Many of the recommendations were supported by representatives of the mutual fund industry. For one, Shirley Babaluk, assistant manager for personal financial services with the Winnipeg-based Investors Group Inc., said that not all salespeople in the industry have
been trained properly. This became apparent last year, she said, when volatility in the stock market forced a large number of investors to abruptly cash in their mutual funds. “Investors weren’t properly aware of all the factors that can affect the value of mutual funds, and they panicked,” said Babaluk. “This is an indication of a requirement for better training [for sales and support staff].” The Investment Dealers Association of Canada, which represents the securities industry, also backed many of Stromberg’s findings. Association president Charles Caty said that his group supports Stromberg’s attempts to create a common regulatory environment across Canada. And he echoed the call for an increased level of disclosure. “There should be clear disclosure about an individual fund’s objectives and risk profiles,” said Caty. “That would permit a consumer to make a better comparison between one fund and another.” like Stromberg, Caty also wants to clean up the controversy surrounding the issue of “soft money.” He said that it is unfair for a consumer to pay commissions on the securities transactions with the mutual fund only to have the firm use those fees to buy services from a broker. Doing so, he said, leaves the impression that the mutual fund sale was based on what the salesman’s firm needed, and not what the client required. “It doesn’t look good or smell good,” said Caty. “It would be cleaner if none of that was allowed.”

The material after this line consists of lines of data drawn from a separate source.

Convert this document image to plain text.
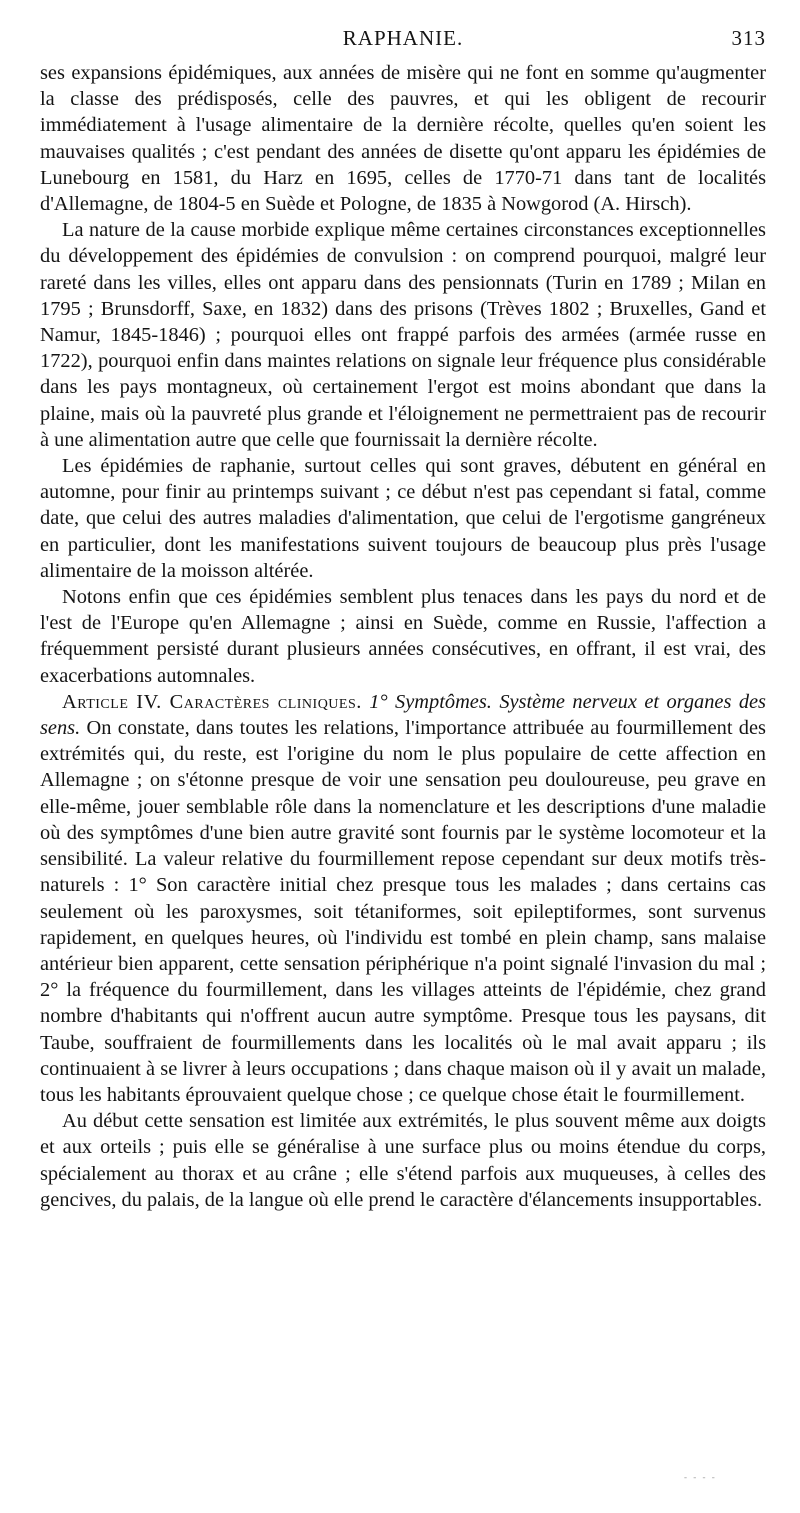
RAPHANIE.	313

ses expansions épidémiques, aux années de misère qui ne font en somme qu'augmenter la classe des prédisposés, celle des pauvres, et qui les obligent de recourir immédiatement à l'usage alimentaire de la dernière récolte, quelles qu'en soient les mauvaises qualités ; c'est pendant des années de disette qu'ont apparu les épidémies de Lunebourg en 1581, du Harz en 1695, celles de 1770-71 dans tant de localités d'Allemagne, de 1804-5 en Suède et Pologne, de 1835 à Nowgorod (A. Hirsch).

La nature de la cause morbide explique même certaines circonstances exceptionnelles du développement des épidémies de convulsion : on comprend pourquoi, malgré leur rareté dans les villes, elles ont apparu dans des pensionnats (Turin en 1789 ; Milan en 1795 ; Brunsdorff, Saxe, en 1832) dans des prisons (Trèves 1802 ; Bruxelles, Gand et Namur, 1845-1846) ; pourquoi elles ont frappé parfois des armées (armée russe en 1722), pourquoi enfin dans maintes relations on signale leur fréquence plus considérable dans les pays montagneux, où certainement l'ergot est moins abondant que dans la plaine, mais où la pauvreté plus grande et l'éloignement ne permettraient pas de recourir à une alimentation autre que celle que fournissait la dernière récolte.

Les épidémies de raphanie, surtout celles qui sont graves, débutent en général en automne, pour finir au printemps suivant ; ce début n'est pas cependant si fatal, comme date, que celui des autres maladies d'alimentation, que celui de l'ergotisme gangréneux en particulier, dont les manifestations suivent toujours de beaucoup plus près l'usage alimentaire de la moisson altérée.

Notons enfin que ces épidémies semblent plus tenaces dans les pays du nord et de l'est de l'Europe qu'en Allemagne ; ainsi en Suède, comme en Russie, l'affection a fréquemment persisté durant plusieurs années consécutives, en offrant, il est vrai, des exacerbations automnales.

Article IV. Caractères cliniques. 1° Symptômes. Système nerveux et organes des sens. On constate, dans toutes les relations, l'importance attribuée au fourmillement des extrémités qui, du reste, est l'origine du nom le plus populaire de cette affection en Allemagne ; on s'étonne presque de voir une sensation peu douloureuse, peu grave en elle-même, jouer semblable rôle dans la nomenclature et les descriptions d'une maladie où des symptômes d'une bien autre gravité sont fournis par le système locomoteur et la sensibilité. La valeur relative du fourmillement repose cependant sur deux motifs très-naturels : 1° Son caractère initial chez presque tous les malades ; dans certains cas seulement où les paroxysmes, soit tétaniformes, soit epileptiformes, sont survenus rapidement, en quelques heures, où l'individu est tombé en plein champ, sans malaise antérieur bien apparent, cette sensation périphérique n'a point signalé l'invasion du mal ; 2° la fréquence du fourmillement, dans les villages atteints de l'épidémie, chez grand nombre d'habitants qui n'offrent aucun autre symptôme. Presque tous les paysans, dit Taube, souffraient de fourmillements dans les localités où le mal avait apparu ; ils continuaient à se livrer à leurs occupations ; dans chaque maison où il y avait un malade, tous les habitants éprouvaient quelque chose ; ce quelque chose était le fourmillement.

Au début cette sensation est limitée aux extrémités, le plus souvent même aux doigts et aux orteils ; puis elle se généralise à une surface plus ou moins étendue du corps, spécialement au thorax et au crâne ; elle s'étend parfois aux muqueuses, à celles des gencives, du palais, de la langue où elle prend le caractère d'élancements insupportables.

- - - -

Still, Stromberg’s proposals received a less enthusiastic reception from Thomas Hockin, president of the Investment Funds Institute of Canada, a group representing the mutual fund industry. He said Stromberg’s report was merely a discussion paper and represented only her view. But he did agree with Stromberg’s suggestion that the Canadian public wants a national regulatory body to oversee the industry. Such a board, he said, should be self-regulatory and comprised of representatives from the companies that sell mutual funds in Canada. And he also agreed with the report’s suggestion that investors would be protected by a higher degree of disclosure. Said Hockin: ‘We did focus groups, and investors were saying they wanted one or two pages of the core things that they need to know from a risk point of view.”

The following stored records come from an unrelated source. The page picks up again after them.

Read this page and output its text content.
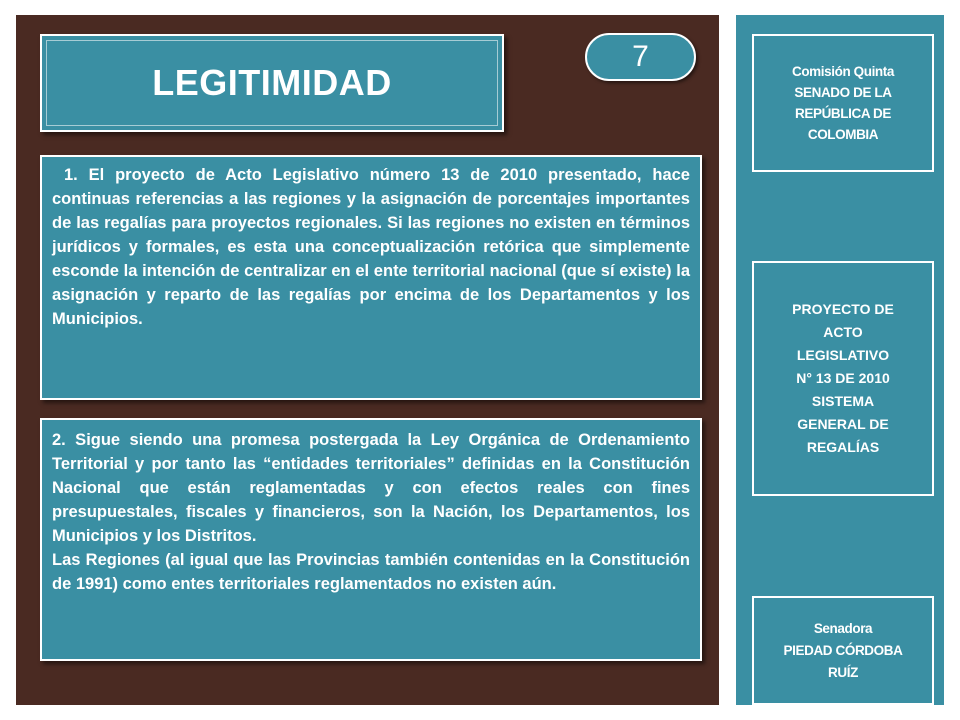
LEGITIMIDAD
7

1. El proyecto de Acto Legislativo número 13 de 2010 presentado, hace continuas referencias a las regiones y la asignación de porcentajes importantes de las regalías para proyectos regionales. Si las regiones no existen en términos jurídicos y formales, es esta una conceptualización retórica que simplemente esconde la intención de centralizar en el ente territorial nacional (que sí existe) la asignación y reparto de las regalías por encima de los Departamentos y los Municipios.

2. Sigue siendo una promesa postergada la Ley Orgánica de Ordenamiento Territorial y por tanto las “entidades territoriales” definidas en la Constitución Nacional que están reglamentadas y con efectos reales con fines presupuestales, fiscales y financieros, son la Nación, los Departamentos, los Municipios y los Distritos.

Las Regiones (al igual que las Provincias también contenidas en la Constitución de 1991) como entes territoriales reglamentados no existen aún.

Comisión Quinta
SENADO DE LA
REPÚBLICA DE
COLOMBIA
PROYECTO DE
ACTO
LEGISLATIVO
N° 13 DE 2010
SISTEMA
GENERAL DE
REGALÍAS
Senadora
PIEDAD CÓRDOBA
RUÍZ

While attempting to tighten the regulations surrounding the industry, Stromberg also proposed to sharply expand the sector by allowing banks to sell mutual funds on behalf of other investment firms. By doing so, the industry would have access to the banks’ vast network of customers. Added Geraci: “It will be a boon for those funds which are selected by the bank and level the playing field for investors.” And a level playing field is something that investors—especially in times of market uncertainty—badly need.